5. Yargı Paketi'nde İcra ve İflas Kanunu'nda yapılan değişiklikle bir takım malların mezat salonlarında satılmasının önüne geçiliyor. Bunun yerine bu malların ihale yoluyla elektronik ortamda yapılması öngörülüyor.
5. Yargı Paketi ile velayet davalarında "çocuk haczi" sona erdiliyor. Çocukların, özel ortamlarda çocuk teslim merkezleri aracılığıyla ailelere teslim edilmesi öngörülüyor.
5. Yargı Paketi ile ilgili İLKHA'ya değerlendirmede bulunan Avukat Kasım Karadaş, söz konusu yargı paketini olumlu karşıladığını belirtti.
Kanun yapıcıların herhangi bir kanun yaparken toplumun manevi değerlerini de hesaba katması gerektiğini belirten Karadaş, Diyanet İşleri Başkanlığı'nın da kanun yapma sürecine dahil edilmesi gerektiğini altını çizdi.
Karadaş, söz konusu yargı paketinde Aile Hukuku'nu ilgilendiren konularda arabuluculuğun ve sulh kurumunun işlevsel hale getirilmesi gerektiğini ifade etti.
"İcralık malların mezat salonlarında satışı durduruldu"

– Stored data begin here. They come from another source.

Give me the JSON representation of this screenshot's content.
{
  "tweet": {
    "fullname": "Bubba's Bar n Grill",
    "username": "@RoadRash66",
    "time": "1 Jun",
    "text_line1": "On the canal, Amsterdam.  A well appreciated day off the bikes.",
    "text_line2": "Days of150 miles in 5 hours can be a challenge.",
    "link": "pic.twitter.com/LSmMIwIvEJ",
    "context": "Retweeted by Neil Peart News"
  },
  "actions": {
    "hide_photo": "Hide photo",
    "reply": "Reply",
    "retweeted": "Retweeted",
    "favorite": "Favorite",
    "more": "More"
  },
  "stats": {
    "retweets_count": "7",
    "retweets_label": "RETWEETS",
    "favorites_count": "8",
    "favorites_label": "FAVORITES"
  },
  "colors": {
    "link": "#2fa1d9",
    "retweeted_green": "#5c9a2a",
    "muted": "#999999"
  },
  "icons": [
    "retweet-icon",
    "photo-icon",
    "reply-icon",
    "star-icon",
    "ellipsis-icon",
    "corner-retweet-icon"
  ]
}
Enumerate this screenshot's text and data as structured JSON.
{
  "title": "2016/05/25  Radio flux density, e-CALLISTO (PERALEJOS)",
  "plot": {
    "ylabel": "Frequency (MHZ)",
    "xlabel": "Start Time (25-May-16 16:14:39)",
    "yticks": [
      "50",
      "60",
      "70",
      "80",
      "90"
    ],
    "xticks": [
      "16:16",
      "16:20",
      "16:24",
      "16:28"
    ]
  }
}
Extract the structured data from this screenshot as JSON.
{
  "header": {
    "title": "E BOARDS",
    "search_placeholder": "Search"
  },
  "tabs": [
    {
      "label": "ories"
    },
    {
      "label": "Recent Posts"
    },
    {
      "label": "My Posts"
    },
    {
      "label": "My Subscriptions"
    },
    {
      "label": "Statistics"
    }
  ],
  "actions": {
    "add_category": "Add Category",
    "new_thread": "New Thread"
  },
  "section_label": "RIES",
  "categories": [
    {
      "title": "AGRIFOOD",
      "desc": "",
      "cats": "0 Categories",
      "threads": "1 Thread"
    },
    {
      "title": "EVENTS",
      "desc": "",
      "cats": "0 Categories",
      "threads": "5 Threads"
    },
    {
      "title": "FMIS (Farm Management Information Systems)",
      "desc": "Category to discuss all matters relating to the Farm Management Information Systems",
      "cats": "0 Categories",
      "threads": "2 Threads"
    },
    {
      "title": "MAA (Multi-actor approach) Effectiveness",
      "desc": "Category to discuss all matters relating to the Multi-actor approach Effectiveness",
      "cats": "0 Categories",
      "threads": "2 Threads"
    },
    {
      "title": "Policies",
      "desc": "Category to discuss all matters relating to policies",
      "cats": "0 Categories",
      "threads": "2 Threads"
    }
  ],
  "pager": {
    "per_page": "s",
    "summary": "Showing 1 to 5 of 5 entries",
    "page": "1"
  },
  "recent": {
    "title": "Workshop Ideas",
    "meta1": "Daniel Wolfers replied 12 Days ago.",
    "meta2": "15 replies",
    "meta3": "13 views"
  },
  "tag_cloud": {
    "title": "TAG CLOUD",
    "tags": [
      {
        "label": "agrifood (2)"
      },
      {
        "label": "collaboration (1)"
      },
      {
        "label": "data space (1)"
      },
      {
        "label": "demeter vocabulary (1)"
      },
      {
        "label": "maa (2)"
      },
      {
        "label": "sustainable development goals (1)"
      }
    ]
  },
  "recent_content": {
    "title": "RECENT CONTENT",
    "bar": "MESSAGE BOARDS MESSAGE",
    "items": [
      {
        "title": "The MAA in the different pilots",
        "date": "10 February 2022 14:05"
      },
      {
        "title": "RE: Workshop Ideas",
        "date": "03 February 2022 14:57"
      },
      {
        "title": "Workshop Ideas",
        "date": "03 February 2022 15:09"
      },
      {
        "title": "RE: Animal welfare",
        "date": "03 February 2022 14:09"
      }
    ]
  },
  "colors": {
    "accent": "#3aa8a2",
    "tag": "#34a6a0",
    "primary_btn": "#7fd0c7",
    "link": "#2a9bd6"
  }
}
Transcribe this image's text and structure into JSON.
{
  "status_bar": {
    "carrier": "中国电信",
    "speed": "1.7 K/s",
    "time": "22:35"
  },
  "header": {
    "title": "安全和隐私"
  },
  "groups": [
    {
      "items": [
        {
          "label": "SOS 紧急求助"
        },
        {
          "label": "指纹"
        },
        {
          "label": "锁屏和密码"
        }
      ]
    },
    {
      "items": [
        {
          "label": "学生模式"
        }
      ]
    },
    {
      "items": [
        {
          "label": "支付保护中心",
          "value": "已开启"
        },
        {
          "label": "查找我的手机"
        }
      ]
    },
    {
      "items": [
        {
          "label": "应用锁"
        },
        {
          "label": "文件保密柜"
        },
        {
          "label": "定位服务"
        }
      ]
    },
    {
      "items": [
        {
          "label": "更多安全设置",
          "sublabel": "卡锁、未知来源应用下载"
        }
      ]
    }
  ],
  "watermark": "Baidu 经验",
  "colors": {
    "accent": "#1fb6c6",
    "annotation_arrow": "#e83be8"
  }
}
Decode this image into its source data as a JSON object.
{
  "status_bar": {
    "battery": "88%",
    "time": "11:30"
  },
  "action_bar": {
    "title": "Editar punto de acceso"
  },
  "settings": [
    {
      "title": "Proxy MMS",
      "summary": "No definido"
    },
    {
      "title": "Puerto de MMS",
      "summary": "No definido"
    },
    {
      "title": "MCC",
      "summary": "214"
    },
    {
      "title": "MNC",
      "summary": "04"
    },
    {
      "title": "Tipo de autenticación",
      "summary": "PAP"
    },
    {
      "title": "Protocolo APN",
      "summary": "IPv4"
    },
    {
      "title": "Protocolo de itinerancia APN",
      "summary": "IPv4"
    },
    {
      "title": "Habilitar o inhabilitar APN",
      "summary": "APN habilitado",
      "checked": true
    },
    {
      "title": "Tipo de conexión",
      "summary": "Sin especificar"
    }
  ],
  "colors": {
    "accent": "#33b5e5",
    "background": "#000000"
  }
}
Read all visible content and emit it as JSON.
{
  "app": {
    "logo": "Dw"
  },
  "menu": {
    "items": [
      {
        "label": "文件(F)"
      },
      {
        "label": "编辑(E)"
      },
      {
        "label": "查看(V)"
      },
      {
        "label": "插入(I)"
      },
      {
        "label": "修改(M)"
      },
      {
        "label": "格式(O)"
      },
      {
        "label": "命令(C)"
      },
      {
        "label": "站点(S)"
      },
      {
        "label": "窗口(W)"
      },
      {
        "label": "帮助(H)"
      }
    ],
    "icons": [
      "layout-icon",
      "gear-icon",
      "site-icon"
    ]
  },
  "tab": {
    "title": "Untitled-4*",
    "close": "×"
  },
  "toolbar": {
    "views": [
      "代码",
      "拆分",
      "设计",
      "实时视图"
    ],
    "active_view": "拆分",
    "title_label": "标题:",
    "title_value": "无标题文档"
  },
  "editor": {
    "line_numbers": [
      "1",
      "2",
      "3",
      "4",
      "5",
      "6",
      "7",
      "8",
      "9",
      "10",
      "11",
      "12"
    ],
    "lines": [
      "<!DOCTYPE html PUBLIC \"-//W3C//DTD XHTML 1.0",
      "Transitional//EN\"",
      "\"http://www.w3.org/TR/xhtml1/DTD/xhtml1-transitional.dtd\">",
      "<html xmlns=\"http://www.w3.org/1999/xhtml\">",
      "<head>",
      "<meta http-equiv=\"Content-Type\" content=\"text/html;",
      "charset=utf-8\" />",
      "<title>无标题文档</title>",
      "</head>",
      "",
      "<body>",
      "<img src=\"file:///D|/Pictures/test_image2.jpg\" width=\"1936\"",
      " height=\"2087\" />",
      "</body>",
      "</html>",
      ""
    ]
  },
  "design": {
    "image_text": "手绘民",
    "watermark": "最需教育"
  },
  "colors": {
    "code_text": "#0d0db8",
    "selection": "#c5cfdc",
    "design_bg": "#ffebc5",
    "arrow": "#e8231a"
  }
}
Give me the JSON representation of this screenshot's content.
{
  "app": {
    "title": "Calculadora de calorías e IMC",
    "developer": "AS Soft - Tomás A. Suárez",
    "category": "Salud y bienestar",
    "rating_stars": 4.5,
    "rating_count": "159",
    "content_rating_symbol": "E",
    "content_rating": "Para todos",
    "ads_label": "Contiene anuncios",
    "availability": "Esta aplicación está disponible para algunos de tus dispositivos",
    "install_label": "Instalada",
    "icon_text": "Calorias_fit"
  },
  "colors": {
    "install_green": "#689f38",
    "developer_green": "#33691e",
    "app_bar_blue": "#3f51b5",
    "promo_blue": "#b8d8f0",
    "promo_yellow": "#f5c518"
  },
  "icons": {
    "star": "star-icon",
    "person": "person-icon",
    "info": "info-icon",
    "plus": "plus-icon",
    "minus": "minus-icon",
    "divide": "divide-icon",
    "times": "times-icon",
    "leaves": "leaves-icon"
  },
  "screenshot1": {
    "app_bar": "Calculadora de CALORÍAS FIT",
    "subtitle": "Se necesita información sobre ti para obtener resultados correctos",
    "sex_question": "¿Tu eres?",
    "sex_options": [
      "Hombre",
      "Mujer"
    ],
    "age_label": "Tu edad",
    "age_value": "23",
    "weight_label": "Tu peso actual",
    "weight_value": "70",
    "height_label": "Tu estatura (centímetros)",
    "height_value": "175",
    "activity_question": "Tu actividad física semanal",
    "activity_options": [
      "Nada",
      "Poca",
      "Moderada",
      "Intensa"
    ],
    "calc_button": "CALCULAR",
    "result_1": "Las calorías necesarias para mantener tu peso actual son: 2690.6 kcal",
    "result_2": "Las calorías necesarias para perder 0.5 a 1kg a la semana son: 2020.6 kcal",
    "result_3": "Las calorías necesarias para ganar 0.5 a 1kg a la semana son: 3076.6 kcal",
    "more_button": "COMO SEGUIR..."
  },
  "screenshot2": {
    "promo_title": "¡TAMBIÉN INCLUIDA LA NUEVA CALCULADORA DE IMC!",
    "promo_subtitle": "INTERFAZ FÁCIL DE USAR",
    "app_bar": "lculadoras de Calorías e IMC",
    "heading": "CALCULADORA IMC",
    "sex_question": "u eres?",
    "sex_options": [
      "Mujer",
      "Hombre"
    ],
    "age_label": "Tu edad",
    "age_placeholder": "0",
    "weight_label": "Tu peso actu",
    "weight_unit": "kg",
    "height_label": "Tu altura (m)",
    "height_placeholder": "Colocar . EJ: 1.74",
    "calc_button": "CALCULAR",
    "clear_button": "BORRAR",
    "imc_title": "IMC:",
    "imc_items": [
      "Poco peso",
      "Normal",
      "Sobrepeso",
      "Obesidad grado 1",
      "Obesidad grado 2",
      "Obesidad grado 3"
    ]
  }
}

Söz konusu yargı paketiyle İcra ve İflas Kanunu'nda değişikliğe gidildiğini belirten Karadaş, "5. Yargı Paketi ile ilgili öngörülen değişiklikler, İcra ve İflas Kanunu özelinde gelişmektedir. İcra ve İflas Kanunu'nda birtakım icralık malların mezat salonlarında satılmasının durdurulması, bunun yerine bu tip işlemlerde ihale süreçlerinin elektronik ortamda yapılması ve böylece daha şeffaf daha denetlenebilir bir ortamın sağlanması öngörülüyor." şeklinde konuştu.
"5. Yargı Paketi'nden çok haczi engelleniyor"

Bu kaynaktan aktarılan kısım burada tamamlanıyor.